私の席のせいかもしれないが、チェロとピアノの音バランスがよくない。ピアノばかりが大きく響く。しかも、メリハリがなく、ダラダラした感じ。堤さんは大好きなチェリストだし、クレール・デゼールの実力はよく知っているのだが、なぜかバラバラな感じ。リハーサルが十分できなかったのだろうか。

 

 ・ロイヤル・ノーザン・シンフォニア、ラルス・フォークト(指揮) ハイドンの交響曲第103 変ホ長調「 太鼓連打」、プロコフィエフ交響曲第1番「古典交響曲」

 素晴らしい演奏。 緩急をつけ、表情をつけ、ときにユーモアたっぷりに、ときに颯爽と演奏。あれこれいじっているのだが、音楽に流れと勢いがあるので、嫌味にならない。オーケストラも素晴らしい。フォークトの指から、まるで魔法のように音楽が奏でられる。「太鼓連打」では、じっくりとハイドンをおもしろく演奏、「古典交響曲」のほうは颯爽と勢いよく。その対比もおもしろい。

 

ラケル・カマリーナ(ソプラノ)、エマニュエル・ロスフェルダー(ギター)、ヨアン・エロー(ピアノ)

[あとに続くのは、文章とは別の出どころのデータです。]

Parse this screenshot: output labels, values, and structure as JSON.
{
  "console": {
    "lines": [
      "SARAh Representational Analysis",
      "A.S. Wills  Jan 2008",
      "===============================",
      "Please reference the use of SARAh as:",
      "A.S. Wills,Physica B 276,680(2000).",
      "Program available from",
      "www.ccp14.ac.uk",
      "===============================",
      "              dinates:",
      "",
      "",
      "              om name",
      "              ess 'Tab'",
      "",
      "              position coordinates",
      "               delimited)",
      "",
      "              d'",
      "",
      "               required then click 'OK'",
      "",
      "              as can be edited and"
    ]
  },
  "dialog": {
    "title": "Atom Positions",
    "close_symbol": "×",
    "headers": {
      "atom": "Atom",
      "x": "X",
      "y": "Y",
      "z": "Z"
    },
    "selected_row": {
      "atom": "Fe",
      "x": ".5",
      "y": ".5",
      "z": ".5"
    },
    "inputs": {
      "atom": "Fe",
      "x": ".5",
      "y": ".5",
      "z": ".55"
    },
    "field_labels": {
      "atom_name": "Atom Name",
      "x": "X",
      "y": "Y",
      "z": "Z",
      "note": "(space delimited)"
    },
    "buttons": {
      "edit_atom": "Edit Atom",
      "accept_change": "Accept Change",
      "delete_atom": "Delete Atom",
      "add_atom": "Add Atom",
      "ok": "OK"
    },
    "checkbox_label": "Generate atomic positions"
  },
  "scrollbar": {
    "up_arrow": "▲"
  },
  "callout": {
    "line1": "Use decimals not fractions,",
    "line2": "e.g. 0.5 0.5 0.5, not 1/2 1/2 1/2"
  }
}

ラヴェル「シェエラザード」ファリャ「7つのスペイン民謡」チャピ:サルスエラ「セベデオの娘」から カルセレーラ、ドリーブ「カディスの娘たち」

 

 カマリーナはかなり若くは魅力的な女性。ポルトガル出身だという。華奢な体型だが、強い声。音程が正確で張りがある。時々、ドスの効いた声。スペインの歌にぴったり。ピアノもギターも素晴らしい。ラヴェルもよかったが、スペイン語の歌のほうがよかった。アンコールにファドを歌ったが、これも見事。

 

・ロイヤル・ノーザン・シンフォニア、ラルス・フォークト(ピアノと指揮) シベリウス「アンダンテ・フェスティーヴォ」、ベートーヴェン、ピアノ協奏曲第5 変ホ長調 op.73「皇帝」

 素晴らしい演奏。シベリウスの曲(ほぼ弦楽合奏)の美しさには息をのんだ。そして、その後の「皇帝」も素晴らしかった。まず、フォークトの指揮に圧倒された。ピアノを生かすためのオーケストラではなく、ピアノと拮抗するオーケストラを作りだしている。勢いがあり、流れがある。ちょっと「前のめり」のリズムになるが、それも魅力だと思う。それだけでなく、抒情的でこの上なく美しい部分もある。第二楽章の冒頭のオーケストラは最高に美しかった。ピアノももちろん素晴らしい。一つ一つの音に表情がある。そして、ロイヤル・ノーザン・シンフォニアというオーケストラに驚いた。イギリスのゲイツヘッドという町の常設された室内オーケストラだという。弦の音が実にいい。本日最高のコンサートだった。

 

・エドウィン・クロスリー=マーサー(バリトン)、ヨアン・エロー(ピアノ) シューベルト:歌曲集「冬の旅」

 あまり良い演奏と思わなかった。クロスリー=マーサーの音程がずっと不安定に私には感じられた。それに、この歌手は「きれいに歌おう」という意識が強いようにおもった。そのせいで、シューベルトの苦悩が私には伝わらなかった。